Брат присылал с фронта редкие письма с непременной припиской для няни: "Жив‚ здоров‚ избушка за мной".

Ее сын сгинул без возврата‚ и щеки у няни опали‚ голубые глазки потускнели, пухлое лицо морщинами посеклось‚ темное лицо‚ как земля. Садились за стол‚ брали бумагу, и я записывал под диктовку две колонки имен: кто живой – во здравие‚ кого нет – за упокой. И всякий раз долго вспоминала няня Куня, ломаным мизинцем слезу утирала, тихим исходила плачем, чтобы помянуть в церкви ближних и дальних родственников.

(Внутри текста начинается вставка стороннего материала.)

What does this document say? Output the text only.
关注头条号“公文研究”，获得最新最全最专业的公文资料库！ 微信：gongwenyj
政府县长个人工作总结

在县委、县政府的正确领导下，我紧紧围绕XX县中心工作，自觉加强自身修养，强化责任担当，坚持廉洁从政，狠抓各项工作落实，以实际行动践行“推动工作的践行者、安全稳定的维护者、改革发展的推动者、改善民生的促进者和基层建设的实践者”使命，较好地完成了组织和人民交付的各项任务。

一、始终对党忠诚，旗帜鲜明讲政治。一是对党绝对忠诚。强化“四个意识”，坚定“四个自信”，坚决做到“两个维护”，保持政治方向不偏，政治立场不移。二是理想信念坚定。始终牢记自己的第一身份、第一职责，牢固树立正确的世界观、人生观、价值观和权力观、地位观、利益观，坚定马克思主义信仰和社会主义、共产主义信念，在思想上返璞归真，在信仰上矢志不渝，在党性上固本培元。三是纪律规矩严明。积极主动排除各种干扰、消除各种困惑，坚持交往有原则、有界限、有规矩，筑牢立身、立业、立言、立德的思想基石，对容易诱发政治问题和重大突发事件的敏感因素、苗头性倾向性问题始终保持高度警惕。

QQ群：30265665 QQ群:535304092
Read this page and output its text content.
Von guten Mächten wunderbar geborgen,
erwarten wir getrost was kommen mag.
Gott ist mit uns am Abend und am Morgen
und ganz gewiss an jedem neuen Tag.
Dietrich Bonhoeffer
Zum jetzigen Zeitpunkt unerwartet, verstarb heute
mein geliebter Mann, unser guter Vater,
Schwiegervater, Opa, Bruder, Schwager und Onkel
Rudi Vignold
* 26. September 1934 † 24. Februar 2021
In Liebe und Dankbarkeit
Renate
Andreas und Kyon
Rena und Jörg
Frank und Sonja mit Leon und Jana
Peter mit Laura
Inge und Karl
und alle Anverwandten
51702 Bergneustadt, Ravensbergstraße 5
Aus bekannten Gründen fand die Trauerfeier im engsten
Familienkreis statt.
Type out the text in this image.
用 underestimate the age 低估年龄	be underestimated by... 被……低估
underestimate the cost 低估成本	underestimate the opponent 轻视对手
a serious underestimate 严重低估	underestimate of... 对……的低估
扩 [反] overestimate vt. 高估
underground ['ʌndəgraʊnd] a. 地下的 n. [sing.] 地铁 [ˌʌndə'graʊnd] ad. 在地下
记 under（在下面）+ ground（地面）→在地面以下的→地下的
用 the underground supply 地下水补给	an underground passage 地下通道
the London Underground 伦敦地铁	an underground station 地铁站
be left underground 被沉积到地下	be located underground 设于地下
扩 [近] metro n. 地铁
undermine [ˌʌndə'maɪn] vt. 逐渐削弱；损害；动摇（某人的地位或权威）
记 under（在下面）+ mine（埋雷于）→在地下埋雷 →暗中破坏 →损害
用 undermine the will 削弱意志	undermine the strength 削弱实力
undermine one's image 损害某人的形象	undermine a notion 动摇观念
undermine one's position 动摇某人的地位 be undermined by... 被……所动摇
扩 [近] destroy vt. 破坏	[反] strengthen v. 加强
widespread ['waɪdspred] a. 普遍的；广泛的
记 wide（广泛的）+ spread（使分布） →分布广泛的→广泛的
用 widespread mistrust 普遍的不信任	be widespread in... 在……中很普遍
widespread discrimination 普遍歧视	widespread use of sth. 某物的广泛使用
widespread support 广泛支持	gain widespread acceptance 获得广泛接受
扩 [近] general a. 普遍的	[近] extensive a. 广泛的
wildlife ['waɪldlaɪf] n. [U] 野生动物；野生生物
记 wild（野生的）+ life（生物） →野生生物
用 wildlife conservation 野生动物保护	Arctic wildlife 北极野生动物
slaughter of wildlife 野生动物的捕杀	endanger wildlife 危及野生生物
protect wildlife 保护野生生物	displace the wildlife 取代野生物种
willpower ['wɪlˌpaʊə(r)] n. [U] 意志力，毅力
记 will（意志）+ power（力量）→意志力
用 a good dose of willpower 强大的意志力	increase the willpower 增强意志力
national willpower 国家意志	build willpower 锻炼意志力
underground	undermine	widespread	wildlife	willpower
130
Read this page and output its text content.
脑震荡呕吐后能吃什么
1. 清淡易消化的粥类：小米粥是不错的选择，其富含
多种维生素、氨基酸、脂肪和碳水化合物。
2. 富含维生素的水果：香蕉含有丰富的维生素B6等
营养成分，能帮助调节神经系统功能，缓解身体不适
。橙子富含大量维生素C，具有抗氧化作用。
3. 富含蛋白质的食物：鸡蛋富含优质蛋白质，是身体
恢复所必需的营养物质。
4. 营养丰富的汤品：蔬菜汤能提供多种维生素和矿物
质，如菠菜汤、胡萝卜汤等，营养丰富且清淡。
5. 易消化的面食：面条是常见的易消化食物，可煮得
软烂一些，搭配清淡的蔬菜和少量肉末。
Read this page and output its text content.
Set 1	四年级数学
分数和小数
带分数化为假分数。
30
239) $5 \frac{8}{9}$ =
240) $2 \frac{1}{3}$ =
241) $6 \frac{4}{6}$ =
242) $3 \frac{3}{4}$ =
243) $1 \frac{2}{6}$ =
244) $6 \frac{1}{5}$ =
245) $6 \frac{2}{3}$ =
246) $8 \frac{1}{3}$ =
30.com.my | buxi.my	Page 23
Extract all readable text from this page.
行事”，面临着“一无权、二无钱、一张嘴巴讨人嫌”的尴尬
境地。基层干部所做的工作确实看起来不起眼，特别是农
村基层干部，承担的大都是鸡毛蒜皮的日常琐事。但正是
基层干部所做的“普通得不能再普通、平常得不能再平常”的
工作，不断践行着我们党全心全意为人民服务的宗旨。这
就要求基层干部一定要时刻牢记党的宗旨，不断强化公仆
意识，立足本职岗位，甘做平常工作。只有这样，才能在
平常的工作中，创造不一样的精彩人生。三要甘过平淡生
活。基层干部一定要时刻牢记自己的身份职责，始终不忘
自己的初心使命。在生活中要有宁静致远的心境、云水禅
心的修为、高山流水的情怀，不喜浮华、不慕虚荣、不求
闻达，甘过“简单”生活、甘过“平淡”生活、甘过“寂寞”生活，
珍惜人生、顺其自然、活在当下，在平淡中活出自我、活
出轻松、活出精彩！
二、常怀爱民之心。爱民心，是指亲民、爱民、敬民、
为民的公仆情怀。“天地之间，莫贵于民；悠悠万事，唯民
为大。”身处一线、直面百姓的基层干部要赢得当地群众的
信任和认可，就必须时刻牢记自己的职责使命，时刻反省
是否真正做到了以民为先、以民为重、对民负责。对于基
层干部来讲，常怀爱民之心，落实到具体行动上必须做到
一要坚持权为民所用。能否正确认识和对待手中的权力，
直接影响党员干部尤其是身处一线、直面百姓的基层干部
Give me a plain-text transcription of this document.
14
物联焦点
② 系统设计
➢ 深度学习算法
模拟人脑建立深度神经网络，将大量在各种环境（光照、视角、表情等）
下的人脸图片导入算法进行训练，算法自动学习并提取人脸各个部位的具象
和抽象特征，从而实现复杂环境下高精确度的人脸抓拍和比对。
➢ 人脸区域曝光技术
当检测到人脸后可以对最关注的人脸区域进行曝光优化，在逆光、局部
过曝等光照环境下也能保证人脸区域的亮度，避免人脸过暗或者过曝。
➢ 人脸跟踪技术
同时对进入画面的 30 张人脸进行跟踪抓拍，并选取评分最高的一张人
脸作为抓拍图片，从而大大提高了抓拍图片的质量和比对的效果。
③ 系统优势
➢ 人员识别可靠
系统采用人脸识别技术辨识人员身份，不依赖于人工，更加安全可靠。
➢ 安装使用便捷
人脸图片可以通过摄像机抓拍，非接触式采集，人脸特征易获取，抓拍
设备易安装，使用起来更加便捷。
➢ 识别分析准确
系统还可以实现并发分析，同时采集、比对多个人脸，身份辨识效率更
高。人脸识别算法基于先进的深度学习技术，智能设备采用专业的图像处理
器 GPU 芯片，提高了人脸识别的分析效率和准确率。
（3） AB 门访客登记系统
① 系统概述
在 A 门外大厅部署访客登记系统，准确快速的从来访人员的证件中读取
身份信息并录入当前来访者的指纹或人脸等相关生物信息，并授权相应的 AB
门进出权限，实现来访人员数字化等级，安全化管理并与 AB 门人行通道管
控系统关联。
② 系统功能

Потом дочка забрала ее к себе, своих нянчить – не чужих‚ и пришла мне открытка из города Челябинска с немудреной картинкой: волк и семеро козлят. А писала, видимо‚ внучка ее‚ детским старательным почерком: "Моему мальчику в день рождения. Обо мне не беспокойся. Тебя же я вспоминаю, думаю о тебе каждый день. Твоя няня Куня".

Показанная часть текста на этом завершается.